Time for Hard Decisions

    For the Congress, things came to a head this week: on a single day, two senior Ministers in Assam and Maharashtra, States where it is in power, resigned; three of its MLAs in West Bengal defected to the Trinamool Congress, and an ex-MP in Jammu & Kashmir quit the party 24 hours after the Congress and the National Conference decided to contest elections separately even though they still rule J&K jointly. Simultaneously, speculation grew about the possibility of similar exits in Haryana.

    This came at the end of a month that witnessed demands from within the party for the removal of the Chief Ministers of Assam, Maharashtra and Haryana. The attempts to replace them failed eventually, but the delay in settling the issue further undermined the authority of the incumbents and tried the patience of the rebels. The message that the Congress high command will not act under pressure came too late; the fact that the Chief Ministers and the dissidents both had backers in Delhi helped even less, presenting the picture of a divided leadership.

    The fact that State Assembly elections are due later this year in Maharashtra, Haryana, Jammu and Kashmir and Jharkhand, has increased the anxiety – and impatience – of party members in these States: they fear a repeat of the results of the recent general elections that saw the Congress touching an unprecedented low in terms of seats won. Taken together, these events are symptomatic of the deep crisis the Congress is going through. The party’s rank and file are not just looking for a major organizational overhaul and a big idea; it is actually thirsting for inspirational leadership and direction that can restore the fortunes of the Congress.

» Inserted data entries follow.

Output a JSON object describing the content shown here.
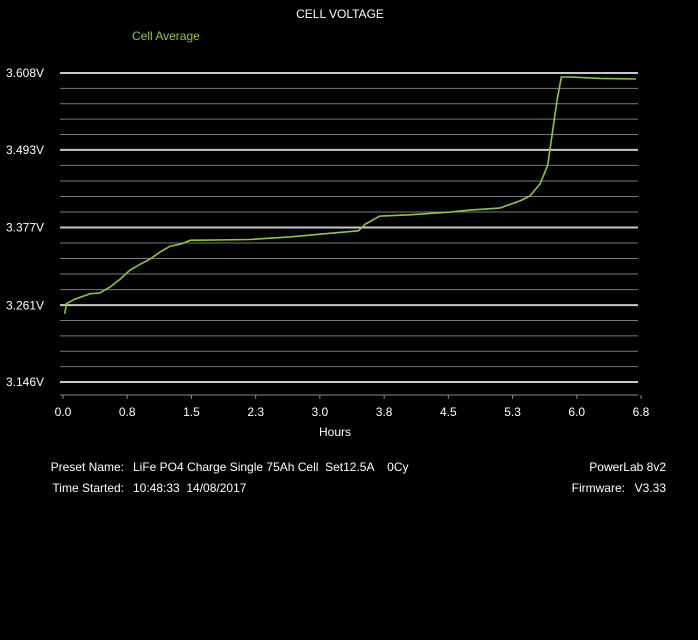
{
  "chart_data": {
    "type": "line",
    "title": "CELL VOLTAGE",
    "xlabel": "Hours",
    "x": [
      0.02,
      0.04,
      0.14,
      0.32,
      0.43,
      0.55,
      0.67,
      0.78,
      0.9,
      1.02,
      1.13,
      1.25,
      1.37,
      1.49,
      1.6,
      2.18,
      2.65,
      3.0,
      3.45,
      3.53,
      3.7,
      4.05,
      4.52,
      4.75,
      5.1,
      5.34,
      5.45,
      5.57,
      5.66,
      5.72,
      5.77,
      5.82,
      5.92,
      6.27,
      6.69
    ],
    "series": [
      {
        "name": "Cell Average",
        "color": "#8dc63f",
        "values": [
          3.248,
          3.263,
          3.27,
          3.278,
          3.279,
          3.288,
          3.3,
          3.313,
          3.322,
          3.33,
          3.34,
          3.349,
          3.352,
          3.358,
          3.358,
          3.359,
          3.363,
          3.367,
          3.372,
          3.382,
          3.394,
          3.396,
          3.4,
          3.403,
          3.406,
          3.417,
          3.424,
          3.442,
          3.47,
          3.523,
          3.568,
          3.602,
          3.602,
          3.6,
          3.599
        ]
      }
    ],
    "xlim": [
      0,
      6.75
    ],
    "xticks": [
      {
        "value": 0,
        "label": "0.0"
      },
      {
        "value": 0.75,
        "label": "0.8"
      },
      1.5,
      {
        "value": 2.25,
        "label": "2.3"
      },
      {
        "value": 3,
        "label": "3.0"
      },
      {
        "value": 3.75,
        "label": "3.8"
      },
      4.5,
      {
        "value": 5.25,
        "label": "5.3"
      },
      {
        "value": 6,
        "label": "6.0"
      },
      {
        "value": 6.75,
        "label": "6.8"
      }
    ],
    "ylim": [
      3.146,
      3.608
    ],
    "yticks": [
      {
        "value": 3.146,
        "label": "3.146V"
      },
      {
        "value": 3.261,
        "label": "3.261V"
      },
      {
        "value": 3.377,
        "label": "3.377V"
      },
      {
        "value": 3.493,
        "label": "3.493V"
      },
      {
        "value": 3.608,
        "label": "3.608V"
      }
    ],
    "grid": true
  },
  "info": {
    "preset_label": "Preset Name:",
    "preset": "LiFe PO4 Charge Single 75Ah Cell  Set12.5A    0Cy",
    "time_label": "Time Started:",
    "time": "10:48:33  14/08/2017",
    "device": "PowerLab 8v2",
    "firmware_label": "Firmware:",
    "firmware": "V3.33"
  }
}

    But party vice-president Rahul Gandhi, who was expected to take over the organization’s reins after the Lok Sabha polls, continues to be reluctant to lead from the front, as is apparent from Karnataka veteran Mallikarjun Kharge’s appointment as the parliamentary party leader in the Lok Sabha. And party president Sonia Gandhi is clearly unable to persuade Mr. Gandhi to either accept the leader’s role fully or learn from his failed experiments at democratizing the party.

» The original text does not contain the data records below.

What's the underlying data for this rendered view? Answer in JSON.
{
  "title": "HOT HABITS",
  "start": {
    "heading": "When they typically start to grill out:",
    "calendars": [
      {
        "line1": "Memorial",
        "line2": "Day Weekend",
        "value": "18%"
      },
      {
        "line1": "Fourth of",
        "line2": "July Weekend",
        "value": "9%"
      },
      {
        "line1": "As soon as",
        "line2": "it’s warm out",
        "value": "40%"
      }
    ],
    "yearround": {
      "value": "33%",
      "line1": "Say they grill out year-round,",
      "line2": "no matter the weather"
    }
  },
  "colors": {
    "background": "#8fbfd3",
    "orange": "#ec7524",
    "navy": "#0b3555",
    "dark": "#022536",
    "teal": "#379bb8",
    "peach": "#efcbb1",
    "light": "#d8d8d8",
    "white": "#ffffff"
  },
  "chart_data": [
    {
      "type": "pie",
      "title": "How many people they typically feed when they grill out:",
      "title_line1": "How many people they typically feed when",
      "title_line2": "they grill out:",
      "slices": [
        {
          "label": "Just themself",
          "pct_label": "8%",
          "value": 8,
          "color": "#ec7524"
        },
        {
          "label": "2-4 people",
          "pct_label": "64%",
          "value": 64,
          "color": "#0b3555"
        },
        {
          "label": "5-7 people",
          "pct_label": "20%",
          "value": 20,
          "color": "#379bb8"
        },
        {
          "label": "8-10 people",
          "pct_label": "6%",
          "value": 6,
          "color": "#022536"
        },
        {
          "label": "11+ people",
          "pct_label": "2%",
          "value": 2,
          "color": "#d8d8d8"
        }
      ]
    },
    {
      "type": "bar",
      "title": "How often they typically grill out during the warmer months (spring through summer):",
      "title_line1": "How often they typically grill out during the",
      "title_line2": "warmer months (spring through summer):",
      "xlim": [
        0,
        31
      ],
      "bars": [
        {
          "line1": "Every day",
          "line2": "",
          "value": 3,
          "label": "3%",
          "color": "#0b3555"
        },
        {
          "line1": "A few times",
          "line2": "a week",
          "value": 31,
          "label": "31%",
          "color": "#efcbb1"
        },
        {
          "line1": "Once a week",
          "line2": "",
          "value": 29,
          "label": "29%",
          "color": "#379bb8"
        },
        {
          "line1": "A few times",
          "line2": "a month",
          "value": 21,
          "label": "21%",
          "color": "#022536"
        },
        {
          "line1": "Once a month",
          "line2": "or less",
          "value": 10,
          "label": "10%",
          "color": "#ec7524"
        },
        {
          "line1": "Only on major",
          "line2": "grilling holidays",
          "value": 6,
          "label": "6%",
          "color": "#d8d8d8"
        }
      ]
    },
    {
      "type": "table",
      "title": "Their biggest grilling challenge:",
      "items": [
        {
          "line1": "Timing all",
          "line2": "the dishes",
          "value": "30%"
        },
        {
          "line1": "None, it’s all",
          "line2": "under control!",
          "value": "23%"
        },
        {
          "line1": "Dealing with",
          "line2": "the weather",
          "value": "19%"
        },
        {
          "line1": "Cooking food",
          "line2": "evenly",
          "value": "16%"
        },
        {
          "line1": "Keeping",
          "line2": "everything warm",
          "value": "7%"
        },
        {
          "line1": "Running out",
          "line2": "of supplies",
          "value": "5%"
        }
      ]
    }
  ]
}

    Instead, thus far, a committee under senior leader A.K. Antony has been set up to make a diagnosis of, and suggest a cure for, the party’s ills. But while the committee’s sittings provided party members with a forum to vent their feelings, the report that will eventually emerge is not expected to change anything much: for, like similar post-debacle reports by Mr. Antony in the past, this one, too, is intended for Sonia Gandhi’s eyes only. The Congress is clearly not yet ready to look beyond the Gandhis, and it is therefore time now for Mr. Gandhi to take on the challenge or make way for someone else.